The lack of longitudinal data means that the categories constructed to estimate the probability of P. vivax infection are compared with the criteria used to define them: this approach therefore has limitations that must be taken into account. Despite the limitations of this analysis, it seems to indicate that the use of SEM results with sufficient sensitivity would be an ideal compromise for selecting patients for treatment in these settings. Nevertheless, in field settings where it is not possible to use laboratory results and while serological RDTs are not available, taking into account clinical and epidemiological history is a cheap and simple selection method that is able to capture the majority of the highly probable carriers.

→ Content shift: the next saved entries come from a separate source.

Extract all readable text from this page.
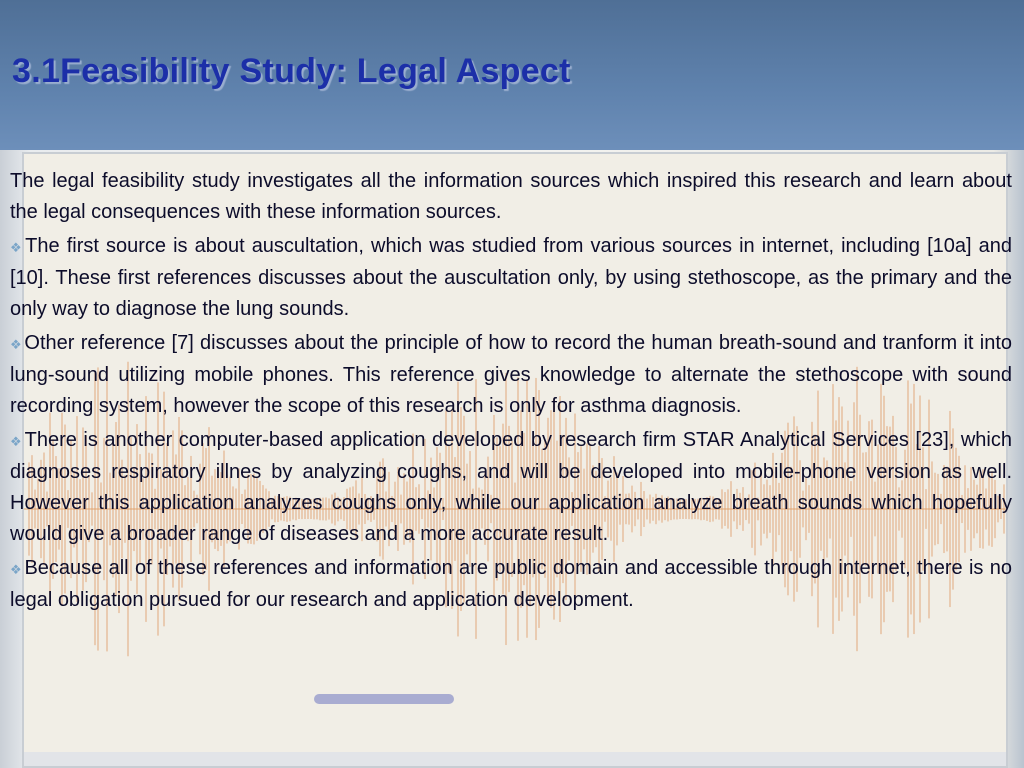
3.1Feasibility Study: Legal Aspect

The legal feasibility study investigates all the information sources which inspired this research and learn about the legal consequences with these information sources.

❖ The first source is about auscultation, which was studied from various sources in internet, including [10a] and [10]. These first references discusses about the auscultation only, by using stethoscope, as the primary and the only way to diagnose the lung sounds.

❖ Other reference [7] discusses about the principle of how to record the human breath-sound and tranform it into lung-sound utilizing mobile phones. This reference gives knowledge to alternate the stethoscope with sound recording system, however the scope of this research is only for asthma diagnosis.

❖ There is another computer-based application developed by research firm STAR Analytical Services [23], which diagnoses respiratory illnes by analyzing coughs, and will be developed into mobile-phone version as well. However this application analyzes coughs only, while our application analyze breath sounds which hopefully would give a broader range of diseases and a more accurate result.

❖ Because all of these references and information are public domain and accessible through internet, there is no legal obligation pursued for our research and application development.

Even if this selection is associated with a significant proportion of people still being treated unnecessarily, the expected risk and cost–benefit would be better than administering drugs to the whole high-risk population.

Furthermore, although modelling studies have been carried out, it remains to be investigated in real life what proportion of these asymptomatic carriers will go on to contribute to disease transmission and what the real benefit of systematic treatment would be [11, 16].

The significant association found in these data between the reported history of malaria symptoms and its biological markers (PCR or serology) seems to support the observation from qualitative studies that symptomatic forms of malaria seem to be relatively well recognized in the community studied, despite the many potential differential diagnoses. This seems to be related to the individual and collective experience of the disease and to the cultural background of this Amazonian population, which has historically been subject to the burden of malaria [34].